Norfolk will miss the worst of it but we’re in for a wet weekend

A walker sets off in the rain along the bank at West Lynn, with a backdrop of King's Lynn. Picture: Ian Burt

A walker sets off in the rain along the bank at West Lynn, with a backdrop of King's Lynn. Picture: Ian Burt

Archant © 2014

Wondered why it is so dark this evening? Six mile thick clouds are the reason, according to forecasters in Norfolk.

However, the evening could lighten up later on as a weather front passes over the region.

Jim Bacon, of the University of East Anglia-based Weatherquest, said the clouds were around five to six miles thick, which was obstructing the last light of the day.

“We have a front going through from west to east with thick cloud, which is obstructing light.”

“As light reduces later in the day, you can see quite a change in light levels if there is a front. It may even get lighter at 7.30pm as it passes,” he said.

Forecasters say a string of low pressure systems and westerly gales are bringing Atlantic weather our way.

That means heavy showers and coastal gales are expected from tomorrow, with temperatures struggling to reach the mid teens.

Norwich-based Weatherquest, which provides forecasts for the EDP, said Norfolk looked set to avoid the worst of the downpours.

Forecaster Jim Western said: “It’s perfectly normal spring rain. On Saturday, we’re expecting 8 - 10mm, while on Sunday, we’re expecting some blustery showers.

“That won’t even reach the drains, the ground’s so dry, the rain will be really welcome. We need more, a lot more.”

Deepdale Outdoor and Wildlife Festival is taking place at Burnham Deepdale, on the north Norfolk coast, on Saturday and Sunday. The event attracted about 2,500 people last year.

Organiser Jason Borthwick said: “We’ve been forecast bad weather in the past and it’s never materialised. Last weekend the weather was supposed to be appalling but it was beautiful.

“As far as we’re concerned we will take it as it comes. There is little or no point in worrying about it.

“After a year’s work organising the festival, to panic two days before would just be depressing. If the weather is really bad we will go ahead with it anyway and make the most of it. There are many indoor activities going on anyway.”

East Anglia’s Children’s Hospices (EACH) is staging its sponsored Ride for Life at Santon Downham, in Thetford Forest, on Sunday.

Laura Shearing, EACH’s Norfolk fundraiser, said: “It’s all out in the forest, in the open. I think we’ll be fine, visitor numbers may drop but we’ve always had a very good event.

“Last year we had about 900 people, this year we’ve had 600 register already and we’re hoping another couple of hundred will turn up on the day.”

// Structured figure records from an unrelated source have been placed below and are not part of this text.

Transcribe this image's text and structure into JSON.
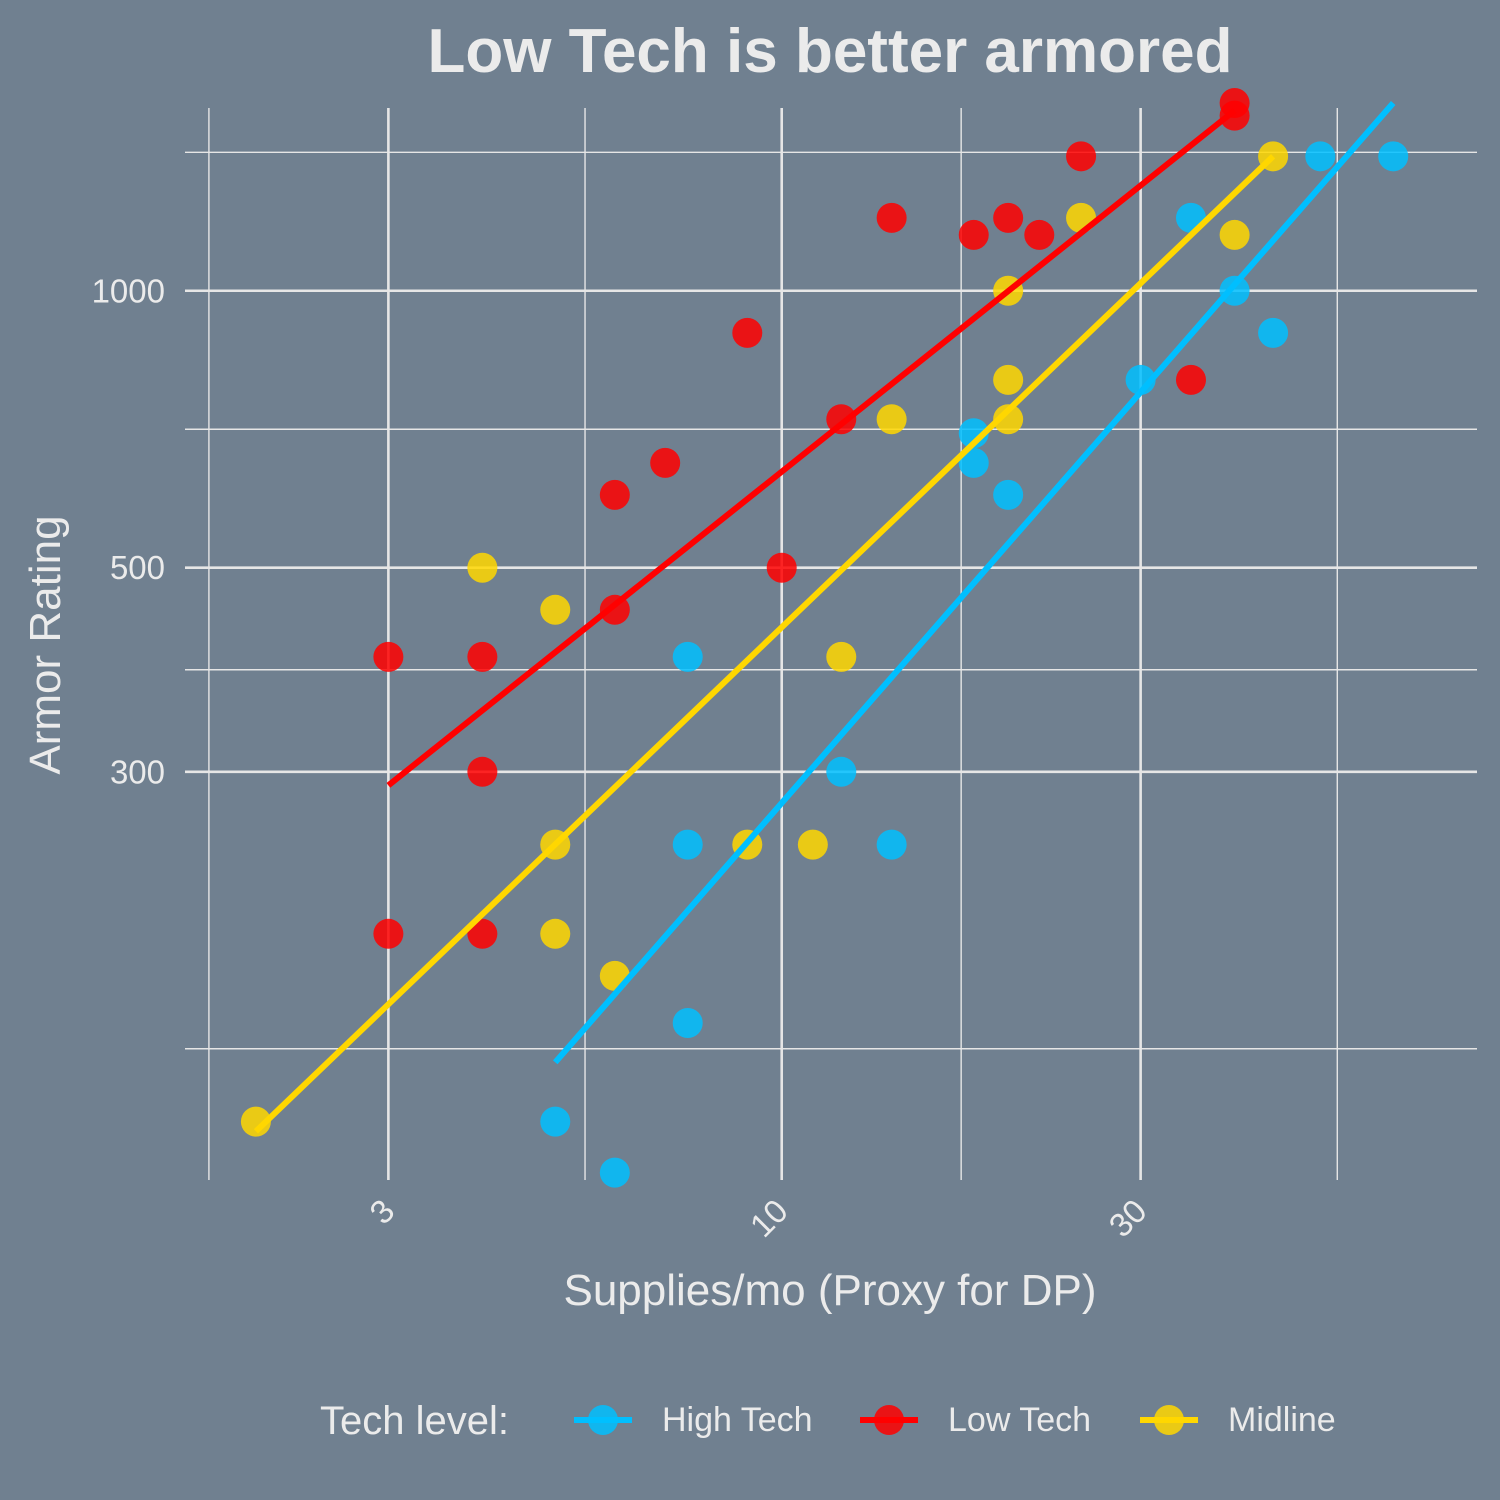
{
  "chart_data": {
    "type": "scatter",
    "title": "Low Tech is better armored",
    "xlabel": "Supplies/mo (Proxy for DP)",
    "ylabel": "Armor Rating",
    "x_scale": "log10",
    "y_scale": "log10",
    "xlim": [
      1.67,
      84
    ],
    "ylim": [
      108,
      1580
    ],
    "x_major_ticks": [
      3,
      10,
      30
    ],
    "x_minor_ticks": [
      1.732,
      5.477,
      17.32,
      54.77
    ],
    "y_major_ticks": [
      300,
      500,
      1000
    ],
    "y_minor_ticks": [
      150,
      387.3,
      707.1,
      1414
    ],
    "x_tick_labels": [
      "3",
      "10",
      "30"
    ],
    "y_tick_labels": [
      "300",
      "500",
      "1000"
    ],
    "grid": true,
    "legend": {
      "title": "Tech level:",
      "position": "bottom"
    },
    "series": [
      {
        "name": "High Tech",
        "color": "#00bfff",
        "points": [
          [
            5,
            125
          ],
          [
            6,
            110
          ],
          [
            7.5,
            160
          ],
          [
            7.5,
            250
          ],
          [
            7.5,
            400
          ],
          [
            12,
            300
          ],
          [
            14,
            250
          ],
          [
            18,
            700
          ],
          [
            18,
            650
          ],
          [
            20,
            600
          ],
          [
            30,
            800
          ],
          [
            35,
            1200
          ],
          [
            40,
            1000
          ],
          [
            45,
            900
          ],
          [
            52,
            1400
          ],
          [
            65,
            1400
          ]
        ],
        "trend": [
          [
            5,
            145
          ],
          [
            65,
            1600
          ]
        ]
      },
      {
        "name": "Low Tech",
        "color": "#ff0000",
        "points": [
          [
            3,
            400
          ],
          [
            3,
            200
          ],
          [
            4,
            400
          ],
          [
            4,
            300
          ],
          [
            4,
            200
          ],
          [
            6,
            600
          ],
          [
            6,
            450
          ],
          [
            7,
            650
          ],
          [
            9,
            900
          ],
          [
            10,
            500
          ],
          [
            12,
            725
          ],
          [
            14,
            1200
          ],
          [
            18,
            1150
          ],
          [
            20,
            1200
          ],
          [
            22,
            1150
          ],
          [
            25,
            1400
          ],
          [
            35,
            800
          ],
          [
            40,
            1600
          ],
          [
            40,
            1550
          ]
        ],
        "trend": [
          [
            3,
            290
          ],
          [
            40,
            1570
          ]
        ]
      },
      {
        "name": "Midline",
        "color": "#ffd700",
        "points": [
          [
            2,
            125
          ],
          [
            4,
            500
          ],
          [
            5,
            450
          ],
          [
            5,
            250
          ],
          [
            5,
            200
          ],
          [
            6,
            180
          ],
          [
            9,
            250
          ],
          [
            11,
            250
          ],
          [
            12,
            400
          ],
          [
            14,
            725
          ],
          [
            20,
            1000
          ],
          [
            20,
            800
          ],
          [
            20,
            725
          ],
          [
            25,
            1200
          ],
          [
            40,
            1150
          ],
          [
            45,
            1400
          ]
        ],
        "trend": [
          [
            2,
            122
          ],
          [
            45,
            1400
          ]
        ]
      }
    ]
  }
}
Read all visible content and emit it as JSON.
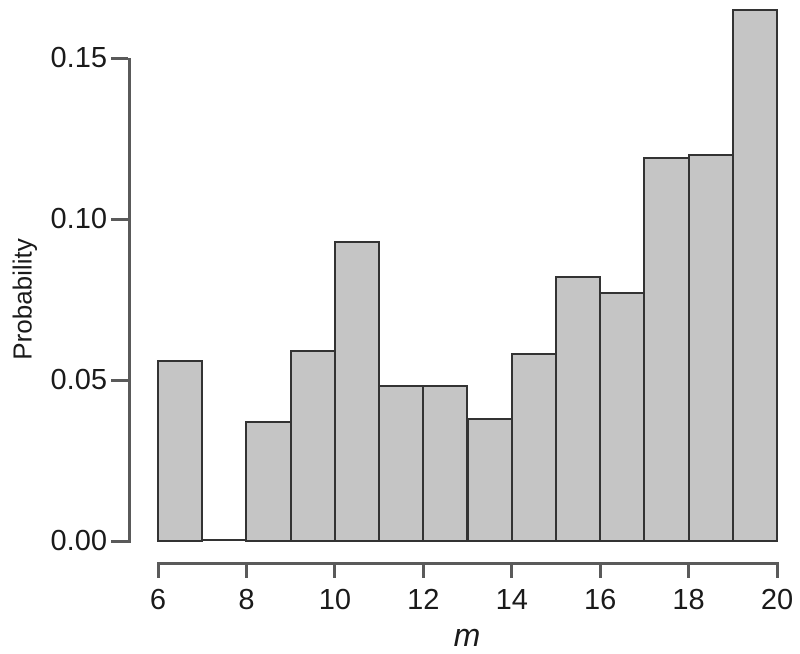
{
  "chart_data": {
    "type": "bar",
    "title": "",
    "xlabel": "m",
    "ylabel": "Probability",
    "grid": false,
    "legend": null,
    "xlim": [
      6,
      20
    ],
    "ylim": [
      0,
      0.15
    ],
    "x_tick_labels": [
      "6",
      "8",
      "10",
      "12",
      "14",
      "16",
      "18",
      "20"
    ],
    "x_tick_values": [
      6,
      8,
      10,
      12,
      14,
      16,
      18,
      20
    ],
    "y_tick_labels": [
      "0.00",
      "0.05",
      "0.10",
      "0.15"
    ],
    "y_tick_values": [
      0.0,
      0.05,
      0.1,
      0.15
    ],
    "bins": [
      {
        "x0": 6,
        "x1": 7,
        "p": 0.056
      },
      {
        "x0": 7,
        "x1": 8,
        "p": 0.0
      },
      {
        "x0": 8,
        "x1": 9,
        "p": 0.037
      },
      {
        "x0": 9,
        "x1": 10,
        "p": 0.059
      },
      {
        "x0": 10,
        "x1": 11,
        "p": 0.093
      },
      {
        "x0": 11,
        "x1": 12,
        "p": 0.048
      },
      {
        "x0": 12,
        "x1": 13,
        "p": 0.048
      },
      {
        "x0": 13,
        "x1": 14,
        "p": 0.038
      },
      {
        "x0": 14,
        "x1": 15,
        "p": 0.058
      },
      {
        "x0": 15,
        "x1": 16,
        "p": 0.082
      },
      {
        "x0": 16,
        "x1": 17,
        "p": 0.077
      },
      {
        "x0": 17,
        "x1": 18,
        "p": 0.119
      },
      {
        "x0": 18,
        "x1": 19,
        "p": 0.12
      },
      {
        "x0": 19,
        "x1": 20,
        "p": 0.165
      }
    ],
    "colors": {
      "bar_fill": "#c5c5c5",
      "bar_border": "#333333",
      "axis": "#5a5a5a",
      "text": "#1a1a1a",
      "background": "#ffffff"
    }
  }
}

Red Wellies, the charity set up in memory of 43-year-old Middleton woman Lisa Wiles, who died from a brain tumour in 2011, is staging a fund raising celebrity football match in King’s Lynn on Sunday.

Ex England player Luther Blissett, Hollyoaks cast members and local soccer personalities will be taking to King’s Lynn Town’s pitch at The Walks.

Organiser Mervyn Wiles said: “We’ve just got to go ahead with it and hope it doesn’t deter people from coming. We are a bit worried about it but a lot of it will be indoors - apart from the players.”

Those heading to Cromer for the town’s Folk on the Pier event might thank the organisers’ choice of venue. Unlike many summer music events, the festival is being staged indoors.

No severe weather warnings have been issued. But the Met Office said the weekend was likely to be “unsettled”.